I want to read a ppm and simply show the picture. but when I run the program, the window is just black, and I find that tex2D return everything zero. I’m new to cuda and I’m not sure what’s wrong with my program.Here is some parts of my code.

cudaArray *cuArray;
texture<uchar4, 2, cudaReadModeElementType> tex;
uchar4 *h_output = new uchar4[width*height];

//read texture
void readTexture(char *filename,const char *exe_path, uint width, uint height) {

		char *imgPath = sdkFindFilePath(filename, exe_path);
		//Load ppm picture
		unsigned char *h_data = new unsigned char[width*height*4];
		if (sdkLoadPPM4(imgPath, &h_data, &width, &height) == 0)
			cout << "Error load pic." << endl;
		else 
			cout << "Succeeded." << endl;

		

		for(int i = 0; i < width*height; i++) {
			h_output[i].x = h_data[4*i];
			h_output[i].y = h_data[4*i+1];
			h_output[i].z = h_data[4*i+2];
			h_output[i].w = h_data[4*i+3];
		}
		cout << (int)h_output[0].x <<  " " << (int)h_output[0].y << " " << (int)h_output[0].z << " " << (int)h_output[0].w << endl;

		// Copy to device memory some data located at address h_data in host memory
		cudaChannelFormatDesc channelDesc = cudaCreateChannelDesc<uchar4>();
		checkCudaErrors(cudaMallocArray(&cuArray, &channelDesc, width, height));
		cudaMemcpyToArray(cuArray, 0, 0, h_output, sizeof(h_output),cudaMemcpyHostToDevice);

		// Set texture parameters
		tex.normalized     = 1;                    // access with normalized texture coordinates
		tex.filterMode     = cudaFilterModePoint;  // and without any filtering (we want raw 2x32bit values)
		tex.addressMode[0] = cudaAddressModeClamp; //clamped, eg 1.25 -> 1.0 in [0,1.0);warped, eg 1.25 -> 0.25
		tex.addressMode[1] = cudaAddressModeClamp;
		tex.addressMode[2] = cudaAddressModeClamp;

		// Bind the array to the texture
		checkCudaErrors(cudaBindTextureToArray(tex, cuArray, channelDesc));
}

This part read rgb from texture and write it into pixels_device. Then I use OpenGL to show it.
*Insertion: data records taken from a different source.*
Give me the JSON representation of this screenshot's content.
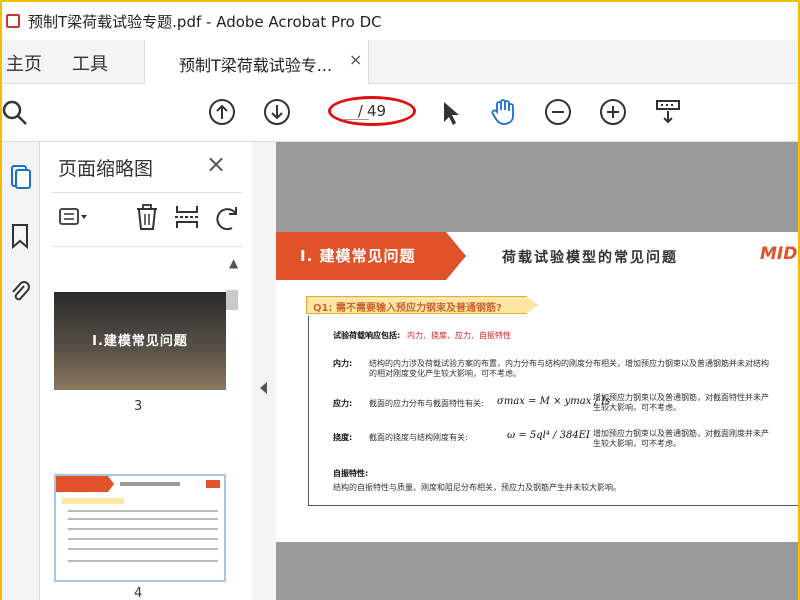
{
  "window": {
    "title": "预制T梁荷载试验专题.pdf - Adobe Acrobat Pro DC"
  },
  "tabs": {
    "home": "主页",
    "tools": "工具",
    "doc": "预制T梁荷载试验专...",
    "doc_close": "×"
  },
  "toolbar": {
    "page_sep": "/",
    "page_total": "49",
    "buttons": [
      "search-icon",
      "prev-page-icon",
      "next-page-icon",
      "select-pointer-icon",
      "hand-tool-icon",
      "zoom-out-icon",
      "zoom-in-icon",
      "scroll-mode-icon"
    ]
  },
  "thumbnail_panel": {
    "title": "页面缩略图",
    "close": "×",
    "thumbs": [
      {
        "page": "3",
        "title": "I.建模常见问题"
      },
      {
        "page": "4"
      }
    ]
  },
  "document": {
    "banner_title": "I. 建模常见问题",
    "banner_sub": "荷载试验模型的常见问题",
    "banner_logo": "MID",
    "question": "Q1: 需不需要输入预应力钢束及普通钢筋?",
    "response_label": "试验荷载响应包括:",
    "response_items": "内力、挠度、应力、自振特性",
    "internal_force_label": "内力:",
    "internal_force_text": "结构的内力涉及荷载试验方案的布置，内力分布与结构的刚度分布相关，增加预应力钢束以及普通钢筋并未对结构",
    "internal_force_text2": "的相对刚度变化产生较大影响，可不考虑。",
    "stress_label": "应力:",
    "stress_text": "截面的应力分布与截面特性有关:",
    "stress_note": "增加预应力钢束以及普通钢筋，对截面特性并未产",
    "stress_note2": "生较大影响，可不考虑。",
    "deflection_label": "挠度:",
    "deflection_text": "截面的挠度与结构刚度有关:",
    "deflection_note": "增加预应力钢束以及普通钢筋，对截面刚度并未产",
    "deflection_note2": "生较大影响，可不考虑。",
    "vibration_label": "自振特性:",
    "vibration_text": "结构的自振特性与质量、刚度和阻尼分布相关，预应力及钢筋产生并未较大影响。",
    "stress_formula": "σmax = M × ymax / Is",
    "deflection_formula": "ω = 5ql⁴ / 384EI"
  },
  "colors": {
    "accent_red": "#e0522a",
    "annotation": "#d11"
  }
}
__global__ void kernel_function(uchar *pixels_device, int num_particle, int width, int height)
{
    unsigned int x=threadIdx.x+blockIdx.x*blockDim.x;
    unsigned int y=threadIdx.y+blockIdx.y*blockDim.y;

    if(x >= ((unsigned int)width) || y >= ((unsigned int)height))
    {
        return;
    }

    float u = (x / (float) width);
    float v = (y / (float) height);
	float w = (u+v*width)/width/height;
	//if (x <= 10 &&  y <= 10)
		//printf("%d %d %.2f %.2f\n",x, y, u, v);
    unsigned int offset=x+y*width;
    pixels_device[offset*4]   =	tex2D(tex, u, v).x;//it's zero.I don't know why...
    pixels_device[offset*4+1] = tex2D(tex, u, v).y;//it's zero 
    pixels_device[offset*4+2] = tex2D(tex, u, v).z;//and this zero too
    pixels_device[offset*4+3] = 0;
    __syncthreads();
}

Thanks for every reply…

How big is sizeof(h_output)

it’s 4…and i change it to widthheightsizeof(uchar4) and get the right answers.
can’t believe this cost me half day to debug…
Thanks a lot!!!